HDFC Bank, India's largest private lender, has strongly defended its corporate governance in its FY26 annual report, addressing concerns raised by the resignation of former chairman Atanu Chakraborty on March 18, 2026. Interim chairman Keki Mistry assured shareholders that the bank remains committed to strong governance principles. The resignation had prompted speculation regarding the bank's board processes and oversight.
To reinforce its standards, the board appointed external law firms to review Mr. Chakraborty's resignation statement. A special committee of independent directors oversaw this legal review. The firms examined board minutes, communications, and conducted interviews, covering the two years prior to the resignation.
On June 26, 2026, the bank shared the findings, indicating that Mr. Chakraborty's statement and its implications were not substantiated by the reviewed records and interviews. Following this, Rajiv Kumar was appointed as the new part-time chairman, pending regulatory and shareholder approval.
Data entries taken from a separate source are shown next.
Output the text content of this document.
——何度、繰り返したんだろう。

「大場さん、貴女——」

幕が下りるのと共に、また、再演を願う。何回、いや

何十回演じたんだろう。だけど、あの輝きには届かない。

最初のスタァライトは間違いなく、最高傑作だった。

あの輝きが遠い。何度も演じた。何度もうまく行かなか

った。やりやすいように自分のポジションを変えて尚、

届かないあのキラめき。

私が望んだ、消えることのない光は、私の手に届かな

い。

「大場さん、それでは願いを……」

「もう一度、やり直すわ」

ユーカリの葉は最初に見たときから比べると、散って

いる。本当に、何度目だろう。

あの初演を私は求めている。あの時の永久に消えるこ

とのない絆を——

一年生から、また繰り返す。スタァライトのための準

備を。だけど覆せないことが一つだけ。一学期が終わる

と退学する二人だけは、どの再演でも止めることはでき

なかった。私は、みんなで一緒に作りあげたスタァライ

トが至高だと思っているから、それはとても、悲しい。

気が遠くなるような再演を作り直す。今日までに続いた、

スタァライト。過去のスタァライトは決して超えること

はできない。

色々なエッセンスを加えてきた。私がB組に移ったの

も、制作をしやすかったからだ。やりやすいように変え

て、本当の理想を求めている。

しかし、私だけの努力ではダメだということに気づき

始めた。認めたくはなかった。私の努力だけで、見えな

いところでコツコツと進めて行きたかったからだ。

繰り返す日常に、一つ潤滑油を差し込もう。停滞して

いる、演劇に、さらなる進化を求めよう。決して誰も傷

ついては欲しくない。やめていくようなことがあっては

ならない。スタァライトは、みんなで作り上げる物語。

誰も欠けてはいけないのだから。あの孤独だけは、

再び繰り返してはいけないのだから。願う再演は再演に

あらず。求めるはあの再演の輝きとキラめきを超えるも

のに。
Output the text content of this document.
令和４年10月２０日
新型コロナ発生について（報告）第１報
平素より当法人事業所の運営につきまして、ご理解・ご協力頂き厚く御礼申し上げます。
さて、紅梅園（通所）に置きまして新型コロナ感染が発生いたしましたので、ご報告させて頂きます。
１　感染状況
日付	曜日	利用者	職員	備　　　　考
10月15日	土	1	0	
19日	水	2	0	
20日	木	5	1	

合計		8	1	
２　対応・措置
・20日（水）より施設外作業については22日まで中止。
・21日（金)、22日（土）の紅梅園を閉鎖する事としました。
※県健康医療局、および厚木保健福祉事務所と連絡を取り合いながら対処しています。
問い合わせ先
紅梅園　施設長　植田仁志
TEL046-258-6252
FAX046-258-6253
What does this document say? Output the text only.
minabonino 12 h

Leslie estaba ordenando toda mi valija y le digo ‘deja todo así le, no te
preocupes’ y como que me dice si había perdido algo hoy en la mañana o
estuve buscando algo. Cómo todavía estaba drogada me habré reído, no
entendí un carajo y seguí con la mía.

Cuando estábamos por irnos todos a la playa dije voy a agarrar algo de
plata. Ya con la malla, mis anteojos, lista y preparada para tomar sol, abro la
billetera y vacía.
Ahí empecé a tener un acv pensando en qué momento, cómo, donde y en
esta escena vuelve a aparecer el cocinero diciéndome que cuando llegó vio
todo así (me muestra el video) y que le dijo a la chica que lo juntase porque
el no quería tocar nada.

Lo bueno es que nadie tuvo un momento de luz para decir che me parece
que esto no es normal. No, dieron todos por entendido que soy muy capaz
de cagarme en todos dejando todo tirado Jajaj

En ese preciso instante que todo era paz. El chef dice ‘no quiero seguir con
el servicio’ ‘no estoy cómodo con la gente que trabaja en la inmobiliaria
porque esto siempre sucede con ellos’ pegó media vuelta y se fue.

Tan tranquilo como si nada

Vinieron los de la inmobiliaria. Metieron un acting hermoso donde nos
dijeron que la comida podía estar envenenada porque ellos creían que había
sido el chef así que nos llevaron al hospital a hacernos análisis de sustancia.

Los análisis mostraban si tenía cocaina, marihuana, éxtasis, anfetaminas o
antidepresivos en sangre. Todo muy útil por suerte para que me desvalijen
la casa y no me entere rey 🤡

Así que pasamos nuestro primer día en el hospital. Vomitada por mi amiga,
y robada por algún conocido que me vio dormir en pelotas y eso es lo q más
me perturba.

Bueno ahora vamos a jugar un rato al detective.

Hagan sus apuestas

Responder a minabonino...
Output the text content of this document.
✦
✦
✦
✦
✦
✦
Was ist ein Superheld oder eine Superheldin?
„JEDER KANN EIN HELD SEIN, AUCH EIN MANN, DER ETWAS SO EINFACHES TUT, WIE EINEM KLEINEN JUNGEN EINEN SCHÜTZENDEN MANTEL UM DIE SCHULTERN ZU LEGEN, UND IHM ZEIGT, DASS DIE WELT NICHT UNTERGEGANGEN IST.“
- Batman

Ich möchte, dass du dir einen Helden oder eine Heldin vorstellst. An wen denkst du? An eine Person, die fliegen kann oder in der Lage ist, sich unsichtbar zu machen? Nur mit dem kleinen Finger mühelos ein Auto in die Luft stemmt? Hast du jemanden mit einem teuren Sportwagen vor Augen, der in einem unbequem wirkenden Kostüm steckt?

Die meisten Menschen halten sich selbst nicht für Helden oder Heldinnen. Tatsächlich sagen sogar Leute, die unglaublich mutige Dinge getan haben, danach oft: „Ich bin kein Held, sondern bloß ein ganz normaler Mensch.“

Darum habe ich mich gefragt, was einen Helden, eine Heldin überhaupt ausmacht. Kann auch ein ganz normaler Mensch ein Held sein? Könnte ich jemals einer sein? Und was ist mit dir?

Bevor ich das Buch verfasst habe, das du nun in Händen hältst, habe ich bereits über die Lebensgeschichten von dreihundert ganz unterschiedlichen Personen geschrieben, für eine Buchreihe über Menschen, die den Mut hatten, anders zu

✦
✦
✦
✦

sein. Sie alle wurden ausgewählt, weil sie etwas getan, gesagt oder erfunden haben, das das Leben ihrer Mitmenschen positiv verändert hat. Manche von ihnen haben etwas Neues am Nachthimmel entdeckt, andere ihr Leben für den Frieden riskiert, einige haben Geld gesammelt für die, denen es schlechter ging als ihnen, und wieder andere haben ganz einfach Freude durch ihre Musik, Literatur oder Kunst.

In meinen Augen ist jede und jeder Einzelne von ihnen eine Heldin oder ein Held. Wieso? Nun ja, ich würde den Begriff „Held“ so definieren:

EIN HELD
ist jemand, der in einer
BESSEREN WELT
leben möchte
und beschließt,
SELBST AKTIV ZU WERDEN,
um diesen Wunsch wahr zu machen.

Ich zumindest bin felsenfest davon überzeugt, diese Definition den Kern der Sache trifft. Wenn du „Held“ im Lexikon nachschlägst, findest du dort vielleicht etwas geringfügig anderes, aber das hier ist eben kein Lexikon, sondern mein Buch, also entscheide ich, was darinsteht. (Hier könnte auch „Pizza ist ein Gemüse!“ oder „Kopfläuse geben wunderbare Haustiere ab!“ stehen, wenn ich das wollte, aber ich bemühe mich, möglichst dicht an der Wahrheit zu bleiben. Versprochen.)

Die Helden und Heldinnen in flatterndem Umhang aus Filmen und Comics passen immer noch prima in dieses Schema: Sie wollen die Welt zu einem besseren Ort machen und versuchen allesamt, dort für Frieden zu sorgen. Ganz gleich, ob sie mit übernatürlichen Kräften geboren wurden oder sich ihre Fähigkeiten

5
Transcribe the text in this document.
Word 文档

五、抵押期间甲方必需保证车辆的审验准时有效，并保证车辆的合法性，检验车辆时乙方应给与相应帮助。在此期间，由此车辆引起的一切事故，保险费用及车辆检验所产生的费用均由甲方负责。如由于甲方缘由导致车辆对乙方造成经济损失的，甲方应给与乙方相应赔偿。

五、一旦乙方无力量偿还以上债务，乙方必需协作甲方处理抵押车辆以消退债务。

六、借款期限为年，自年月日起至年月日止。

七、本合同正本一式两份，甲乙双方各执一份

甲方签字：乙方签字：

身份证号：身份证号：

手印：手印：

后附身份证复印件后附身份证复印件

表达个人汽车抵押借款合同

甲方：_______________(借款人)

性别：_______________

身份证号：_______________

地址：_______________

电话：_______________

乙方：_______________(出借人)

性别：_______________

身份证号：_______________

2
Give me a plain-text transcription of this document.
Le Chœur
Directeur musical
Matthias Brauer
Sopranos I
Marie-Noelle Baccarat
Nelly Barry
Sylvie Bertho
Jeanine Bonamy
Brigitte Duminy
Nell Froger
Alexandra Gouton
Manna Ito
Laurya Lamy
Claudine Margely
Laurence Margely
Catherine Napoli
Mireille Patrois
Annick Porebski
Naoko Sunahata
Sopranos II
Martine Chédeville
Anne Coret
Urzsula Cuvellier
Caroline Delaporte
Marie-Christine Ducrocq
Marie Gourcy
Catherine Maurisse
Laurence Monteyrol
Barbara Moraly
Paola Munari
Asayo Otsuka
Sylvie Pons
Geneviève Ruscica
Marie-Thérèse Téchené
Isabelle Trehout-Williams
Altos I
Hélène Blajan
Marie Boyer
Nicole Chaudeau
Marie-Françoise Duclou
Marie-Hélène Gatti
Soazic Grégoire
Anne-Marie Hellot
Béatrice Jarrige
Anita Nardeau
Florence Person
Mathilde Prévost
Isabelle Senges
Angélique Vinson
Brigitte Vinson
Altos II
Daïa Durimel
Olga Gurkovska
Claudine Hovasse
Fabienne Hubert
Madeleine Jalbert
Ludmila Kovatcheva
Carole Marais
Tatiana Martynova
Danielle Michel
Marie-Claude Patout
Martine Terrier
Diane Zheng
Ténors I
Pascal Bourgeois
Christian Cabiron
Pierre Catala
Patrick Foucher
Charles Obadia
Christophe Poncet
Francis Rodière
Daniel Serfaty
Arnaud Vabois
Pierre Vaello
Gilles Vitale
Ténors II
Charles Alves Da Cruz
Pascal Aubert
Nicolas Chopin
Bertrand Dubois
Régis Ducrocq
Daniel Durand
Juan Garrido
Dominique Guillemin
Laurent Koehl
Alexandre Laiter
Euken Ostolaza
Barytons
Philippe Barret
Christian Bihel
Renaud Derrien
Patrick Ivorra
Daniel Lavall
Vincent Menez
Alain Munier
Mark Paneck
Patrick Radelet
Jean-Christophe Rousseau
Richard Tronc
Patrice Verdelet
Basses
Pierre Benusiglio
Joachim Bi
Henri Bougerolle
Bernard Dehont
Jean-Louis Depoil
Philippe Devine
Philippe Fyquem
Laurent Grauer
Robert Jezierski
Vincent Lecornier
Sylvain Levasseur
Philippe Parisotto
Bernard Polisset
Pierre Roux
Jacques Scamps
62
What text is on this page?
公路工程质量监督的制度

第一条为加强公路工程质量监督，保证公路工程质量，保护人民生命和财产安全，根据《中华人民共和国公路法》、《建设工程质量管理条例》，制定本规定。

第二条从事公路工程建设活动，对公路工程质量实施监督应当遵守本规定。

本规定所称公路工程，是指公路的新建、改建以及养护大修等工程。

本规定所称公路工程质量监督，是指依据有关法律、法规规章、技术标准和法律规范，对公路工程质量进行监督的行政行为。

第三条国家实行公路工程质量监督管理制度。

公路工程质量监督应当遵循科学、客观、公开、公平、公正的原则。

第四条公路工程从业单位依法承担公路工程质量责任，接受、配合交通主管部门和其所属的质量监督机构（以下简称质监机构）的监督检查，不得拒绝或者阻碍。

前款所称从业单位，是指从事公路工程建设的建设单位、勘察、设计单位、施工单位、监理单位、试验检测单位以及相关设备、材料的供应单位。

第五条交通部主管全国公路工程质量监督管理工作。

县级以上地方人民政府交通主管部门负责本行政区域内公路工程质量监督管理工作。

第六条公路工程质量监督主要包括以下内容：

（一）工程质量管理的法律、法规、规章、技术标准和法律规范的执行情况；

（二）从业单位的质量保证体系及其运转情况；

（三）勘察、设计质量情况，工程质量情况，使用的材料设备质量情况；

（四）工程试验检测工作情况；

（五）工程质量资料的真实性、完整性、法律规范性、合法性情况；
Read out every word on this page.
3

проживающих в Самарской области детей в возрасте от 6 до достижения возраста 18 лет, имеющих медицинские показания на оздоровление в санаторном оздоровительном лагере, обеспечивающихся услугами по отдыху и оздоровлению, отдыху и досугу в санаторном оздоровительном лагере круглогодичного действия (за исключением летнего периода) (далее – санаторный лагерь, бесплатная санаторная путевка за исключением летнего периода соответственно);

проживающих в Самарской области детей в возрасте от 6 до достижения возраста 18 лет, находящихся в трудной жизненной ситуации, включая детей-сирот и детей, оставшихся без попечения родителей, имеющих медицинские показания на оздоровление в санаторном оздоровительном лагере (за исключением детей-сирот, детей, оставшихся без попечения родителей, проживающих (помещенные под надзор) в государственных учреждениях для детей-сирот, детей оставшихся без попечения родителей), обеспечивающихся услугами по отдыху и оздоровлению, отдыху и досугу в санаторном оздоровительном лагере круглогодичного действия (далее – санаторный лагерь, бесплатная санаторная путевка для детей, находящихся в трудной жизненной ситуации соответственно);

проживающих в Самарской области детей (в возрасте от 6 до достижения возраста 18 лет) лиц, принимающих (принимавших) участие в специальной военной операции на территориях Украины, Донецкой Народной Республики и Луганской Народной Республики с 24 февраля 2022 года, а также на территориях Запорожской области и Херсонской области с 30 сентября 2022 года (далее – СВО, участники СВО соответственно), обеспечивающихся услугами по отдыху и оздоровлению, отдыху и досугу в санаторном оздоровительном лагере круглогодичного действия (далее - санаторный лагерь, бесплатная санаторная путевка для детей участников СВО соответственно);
Separately, MD & CEO Sashidhar Jagdishan highlighted the bank's progress three years post-merger with HDFC Ltd., noting a strengthened mortgage business and successful cross-selling. He emphasized the central role of technology, including the AI platform Neev, in enhancing business operations, customer service, and decision-making. The bank has also modernized its digital infrastructure with in-house NetBanking and Mobile Banking platforms, and expanded digital offerings. Employees from back-end functions are being redeployed to customer-facing roles as the bank transforms into a technology-led, customer-centric institution.